Report Number: CSL-TR-96-693
Institution: Stanford University, Computer Systems Laboratory
Title: High-Performance CMOS System Design Using Wave Pipelining
Author: Nowka, Kevin J.
Date: January 1996
Abstract: Wave pipelining, or maximum rate pipelining, is a circuit
design technique that allows digital synchronous systems to
be clocked at rates higher than can be achieved with
conventional pipelining techniques. It relies on the
predictable finite signal propagation delay through
combinational logic for virtual data storage. Wave pipelining
of combinational circuits has been shown to achieve clock
rates 2 to 7-times those possible for the same circuits with
conventional pipelining.
Conventional pipelined systems allow data to propagate from a
register through the combinational network to another
register prior to initiating the subsequent data transfer.
Thus, the maximum operating frequency is determined by the
maximum propagation delay through the longest pipeline stage.
Wave pipeline systems apply the subsequent data to the network
as soon as it can be guaranteed that it will not interfere with
the current data wave. The maximum operating frequency of a
wave pipeline is therefore determined by the difference
between the maximum propagation delay and the minimum
propagation delay through the combinational logic.

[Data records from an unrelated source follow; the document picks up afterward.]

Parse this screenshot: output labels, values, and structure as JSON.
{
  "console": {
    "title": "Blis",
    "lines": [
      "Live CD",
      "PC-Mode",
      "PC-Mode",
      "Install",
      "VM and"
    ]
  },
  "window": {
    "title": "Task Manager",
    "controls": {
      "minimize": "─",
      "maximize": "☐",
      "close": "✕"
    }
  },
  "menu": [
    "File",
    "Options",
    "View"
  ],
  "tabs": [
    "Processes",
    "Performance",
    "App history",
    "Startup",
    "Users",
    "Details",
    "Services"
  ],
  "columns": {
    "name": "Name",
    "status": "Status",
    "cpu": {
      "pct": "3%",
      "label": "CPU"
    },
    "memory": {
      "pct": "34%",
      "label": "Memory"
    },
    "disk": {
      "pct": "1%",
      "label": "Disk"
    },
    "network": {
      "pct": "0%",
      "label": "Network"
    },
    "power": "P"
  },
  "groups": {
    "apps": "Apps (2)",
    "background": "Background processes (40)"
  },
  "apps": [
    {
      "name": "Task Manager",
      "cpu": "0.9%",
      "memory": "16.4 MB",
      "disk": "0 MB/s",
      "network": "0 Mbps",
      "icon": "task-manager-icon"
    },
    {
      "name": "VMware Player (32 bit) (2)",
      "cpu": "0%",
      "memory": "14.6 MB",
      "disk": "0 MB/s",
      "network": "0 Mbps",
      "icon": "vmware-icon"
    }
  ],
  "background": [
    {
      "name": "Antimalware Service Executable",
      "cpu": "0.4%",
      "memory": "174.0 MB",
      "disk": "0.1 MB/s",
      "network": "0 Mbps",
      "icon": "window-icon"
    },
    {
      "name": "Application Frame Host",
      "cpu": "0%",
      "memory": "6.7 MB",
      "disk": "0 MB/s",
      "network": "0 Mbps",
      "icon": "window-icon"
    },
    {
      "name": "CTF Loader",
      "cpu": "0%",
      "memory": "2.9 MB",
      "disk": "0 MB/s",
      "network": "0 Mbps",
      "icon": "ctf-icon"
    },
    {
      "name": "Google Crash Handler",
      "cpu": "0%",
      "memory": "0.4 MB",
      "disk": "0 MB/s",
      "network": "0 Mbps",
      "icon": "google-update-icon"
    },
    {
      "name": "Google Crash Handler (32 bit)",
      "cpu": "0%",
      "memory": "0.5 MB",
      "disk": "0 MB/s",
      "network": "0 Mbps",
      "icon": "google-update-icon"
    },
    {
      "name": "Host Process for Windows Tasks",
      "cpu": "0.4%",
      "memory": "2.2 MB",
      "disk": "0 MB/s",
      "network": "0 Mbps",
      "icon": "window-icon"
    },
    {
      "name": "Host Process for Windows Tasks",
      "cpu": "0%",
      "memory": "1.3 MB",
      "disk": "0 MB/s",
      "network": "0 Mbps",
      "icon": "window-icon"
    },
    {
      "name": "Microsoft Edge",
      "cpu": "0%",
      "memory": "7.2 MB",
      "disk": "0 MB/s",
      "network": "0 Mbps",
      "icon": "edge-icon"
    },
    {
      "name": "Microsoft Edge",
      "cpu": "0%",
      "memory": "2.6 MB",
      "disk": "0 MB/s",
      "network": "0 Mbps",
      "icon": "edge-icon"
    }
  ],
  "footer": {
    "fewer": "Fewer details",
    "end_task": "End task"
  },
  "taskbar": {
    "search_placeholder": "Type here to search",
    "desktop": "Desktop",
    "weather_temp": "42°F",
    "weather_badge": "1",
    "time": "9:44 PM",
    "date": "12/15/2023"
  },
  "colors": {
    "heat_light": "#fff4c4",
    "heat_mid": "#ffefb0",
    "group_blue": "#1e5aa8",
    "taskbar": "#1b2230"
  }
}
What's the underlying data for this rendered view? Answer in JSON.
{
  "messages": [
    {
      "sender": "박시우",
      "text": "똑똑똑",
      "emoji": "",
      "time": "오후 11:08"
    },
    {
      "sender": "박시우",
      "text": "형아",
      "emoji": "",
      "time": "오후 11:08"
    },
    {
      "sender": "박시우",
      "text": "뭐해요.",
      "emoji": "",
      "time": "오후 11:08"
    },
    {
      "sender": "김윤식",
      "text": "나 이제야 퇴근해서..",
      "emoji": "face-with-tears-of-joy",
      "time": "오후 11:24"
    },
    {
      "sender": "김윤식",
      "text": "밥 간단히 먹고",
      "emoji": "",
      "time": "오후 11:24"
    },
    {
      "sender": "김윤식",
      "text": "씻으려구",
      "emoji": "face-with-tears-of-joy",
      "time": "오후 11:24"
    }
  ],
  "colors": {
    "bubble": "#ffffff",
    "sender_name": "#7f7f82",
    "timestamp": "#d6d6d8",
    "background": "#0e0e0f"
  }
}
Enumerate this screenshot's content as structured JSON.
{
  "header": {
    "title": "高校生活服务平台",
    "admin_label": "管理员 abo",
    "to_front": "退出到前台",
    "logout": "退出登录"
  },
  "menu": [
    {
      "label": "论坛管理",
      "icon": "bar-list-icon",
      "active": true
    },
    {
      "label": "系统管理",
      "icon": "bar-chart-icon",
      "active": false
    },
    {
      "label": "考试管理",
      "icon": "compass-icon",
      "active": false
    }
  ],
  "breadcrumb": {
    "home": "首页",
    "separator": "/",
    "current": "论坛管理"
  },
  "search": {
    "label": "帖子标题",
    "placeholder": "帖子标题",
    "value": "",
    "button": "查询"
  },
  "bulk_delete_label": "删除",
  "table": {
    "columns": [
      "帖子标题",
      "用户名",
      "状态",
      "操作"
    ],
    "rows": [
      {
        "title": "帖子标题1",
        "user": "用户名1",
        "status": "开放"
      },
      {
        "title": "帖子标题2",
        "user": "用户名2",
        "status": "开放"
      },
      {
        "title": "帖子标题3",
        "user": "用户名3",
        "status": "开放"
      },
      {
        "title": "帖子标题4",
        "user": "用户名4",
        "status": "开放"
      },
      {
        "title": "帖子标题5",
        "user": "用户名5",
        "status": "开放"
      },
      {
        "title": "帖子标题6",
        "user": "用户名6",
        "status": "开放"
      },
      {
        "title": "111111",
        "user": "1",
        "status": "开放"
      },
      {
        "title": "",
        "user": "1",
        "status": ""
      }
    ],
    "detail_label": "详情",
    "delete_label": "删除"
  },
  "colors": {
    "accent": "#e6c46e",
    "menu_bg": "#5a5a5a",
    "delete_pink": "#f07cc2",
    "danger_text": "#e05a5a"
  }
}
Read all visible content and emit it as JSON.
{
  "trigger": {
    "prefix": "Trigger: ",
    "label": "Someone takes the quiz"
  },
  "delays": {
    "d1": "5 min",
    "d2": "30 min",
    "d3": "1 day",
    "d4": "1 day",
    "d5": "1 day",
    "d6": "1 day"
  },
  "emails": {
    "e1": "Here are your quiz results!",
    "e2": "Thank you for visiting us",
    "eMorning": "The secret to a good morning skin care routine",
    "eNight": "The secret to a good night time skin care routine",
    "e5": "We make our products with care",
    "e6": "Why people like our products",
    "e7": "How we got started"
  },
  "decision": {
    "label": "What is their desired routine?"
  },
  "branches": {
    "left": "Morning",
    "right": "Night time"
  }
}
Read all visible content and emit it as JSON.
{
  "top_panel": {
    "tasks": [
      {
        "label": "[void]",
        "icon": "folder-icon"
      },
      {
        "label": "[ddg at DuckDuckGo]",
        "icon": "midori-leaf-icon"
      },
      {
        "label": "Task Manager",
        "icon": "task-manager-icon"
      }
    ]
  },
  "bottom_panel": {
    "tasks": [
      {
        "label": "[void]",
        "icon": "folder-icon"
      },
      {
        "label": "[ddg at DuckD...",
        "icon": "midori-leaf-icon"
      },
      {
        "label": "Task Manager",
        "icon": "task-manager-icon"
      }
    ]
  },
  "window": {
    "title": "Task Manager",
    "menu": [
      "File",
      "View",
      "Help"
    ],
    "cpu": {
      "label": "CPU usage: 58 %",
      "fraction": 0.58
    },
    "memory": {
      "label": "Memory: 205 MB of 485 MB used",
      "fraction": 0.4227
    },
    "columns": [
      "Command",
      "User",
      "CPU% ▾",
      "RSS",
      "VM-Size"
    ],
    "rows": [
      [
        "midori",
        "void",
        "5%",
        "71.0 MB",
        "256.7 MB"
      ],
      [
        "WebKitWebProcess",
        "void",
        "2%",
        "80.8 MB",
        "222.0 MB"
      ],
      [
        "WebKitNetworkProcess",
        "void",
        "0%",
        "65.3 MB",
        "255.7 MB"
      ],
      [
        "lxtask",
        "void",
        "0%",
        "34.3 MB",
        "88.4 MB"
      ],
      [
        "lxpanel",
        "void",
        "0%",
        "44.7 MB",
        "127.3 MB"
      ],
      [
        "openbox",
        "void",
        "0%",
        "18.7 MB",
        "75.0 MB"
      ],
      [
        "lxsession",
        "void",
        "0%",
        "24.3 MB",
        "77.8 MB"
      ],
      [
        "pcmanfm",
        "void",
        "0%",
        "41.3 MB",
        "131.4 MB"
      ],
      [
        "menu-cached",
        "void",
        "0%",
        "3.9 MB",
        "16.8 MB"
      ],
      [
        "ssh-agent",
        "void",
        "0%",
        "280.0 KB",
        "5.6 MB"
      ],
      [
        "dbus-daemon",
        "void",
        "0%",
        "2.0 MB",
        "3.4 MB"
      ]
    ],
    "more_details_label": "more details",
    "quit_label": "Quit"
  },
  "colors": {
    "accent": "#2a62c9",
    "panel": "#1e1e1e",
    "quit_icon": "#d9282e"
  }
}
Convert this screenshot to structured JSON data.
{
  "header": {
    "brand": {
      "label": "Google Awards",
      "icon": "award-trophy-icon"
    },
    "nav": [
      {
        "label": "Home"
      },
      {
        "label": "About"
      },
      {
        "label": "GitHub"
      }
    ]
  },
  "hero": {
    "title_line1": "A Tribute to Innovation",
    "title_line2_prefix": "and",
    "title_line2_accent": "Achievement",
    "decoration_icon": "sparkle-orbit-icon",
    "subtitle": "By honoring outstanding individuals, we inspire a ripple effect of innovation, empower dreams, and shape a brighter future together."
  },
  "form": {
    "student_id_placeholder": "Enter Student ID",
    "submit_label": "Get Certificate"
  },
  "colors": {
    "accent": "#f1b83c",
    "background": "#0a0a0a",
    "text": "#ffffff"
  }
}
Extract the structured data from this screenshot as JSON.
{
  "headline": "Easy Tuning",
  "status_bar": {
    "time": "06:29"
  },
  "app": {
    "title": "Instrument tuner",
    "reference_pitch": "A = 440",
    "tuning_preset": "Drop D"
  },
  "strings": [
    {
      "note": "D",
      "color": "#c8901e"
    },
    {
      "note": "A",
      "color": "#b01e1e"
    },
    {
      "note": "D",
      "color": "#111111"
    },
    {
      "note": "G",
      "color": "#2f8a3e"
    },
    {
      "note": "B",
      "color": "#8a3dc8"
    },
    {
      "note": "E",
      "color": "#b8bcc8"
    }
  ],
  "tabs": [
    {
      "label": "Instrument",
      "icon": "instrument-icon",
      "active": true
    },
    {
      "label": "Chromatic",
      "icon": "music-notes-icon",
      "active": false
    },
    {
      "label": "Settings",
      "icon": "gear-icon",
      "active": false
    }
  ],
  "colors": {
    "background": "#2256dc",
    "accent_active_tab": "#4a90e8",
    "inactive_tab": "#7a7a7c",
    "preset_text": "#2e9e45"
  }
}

By minimizing variations in delay, the performance of wave
pipelining is maximized. Data wave interference in CMOS VLSI
circuits is the result of the variation in the propagation
delay due to path length differences, differences in the
state of the network inputs and intermediate nodes, and
difference in fabrication and environmental conditions.
To maximize the performance of wave pipelined circuits, the
path length variations through the combinational logic must
be minimized. A method of modifying the transistor geometries
of individual static CMOS gates so as to tune their delays
has been developed. This method is used by CAD tools that
minimize the path length variation. These tools are used to
equalize delays within a wave pipelined logic block and to
synchronize separate wave pipelined units which share a
common reference clock. This method has been demonstrated to
limit the variation in delay of CMOS circuits to less than
20%.
Delay models have demonstrated that temperature variation,
supply power variations, and noise limit the number of
concurrent waves in CMOS wave pipelined systems to three or
less.
Run-to-run process variation can have a significant impact on
CMOS VLSI signal propagation delay. The ratio of maximum to
minimum delay along the same path for seven different runs of
a 0.8-micron feature size fabrication process was found to be
1.35. Unless this variation is controlled, the speedup of
wave pipelining is limited to two to three to ensure that
devices from any of these runs will operate. When aggregated
with variations due to environmental factors, the maximum
speed-up of a wave pipeline is less than two.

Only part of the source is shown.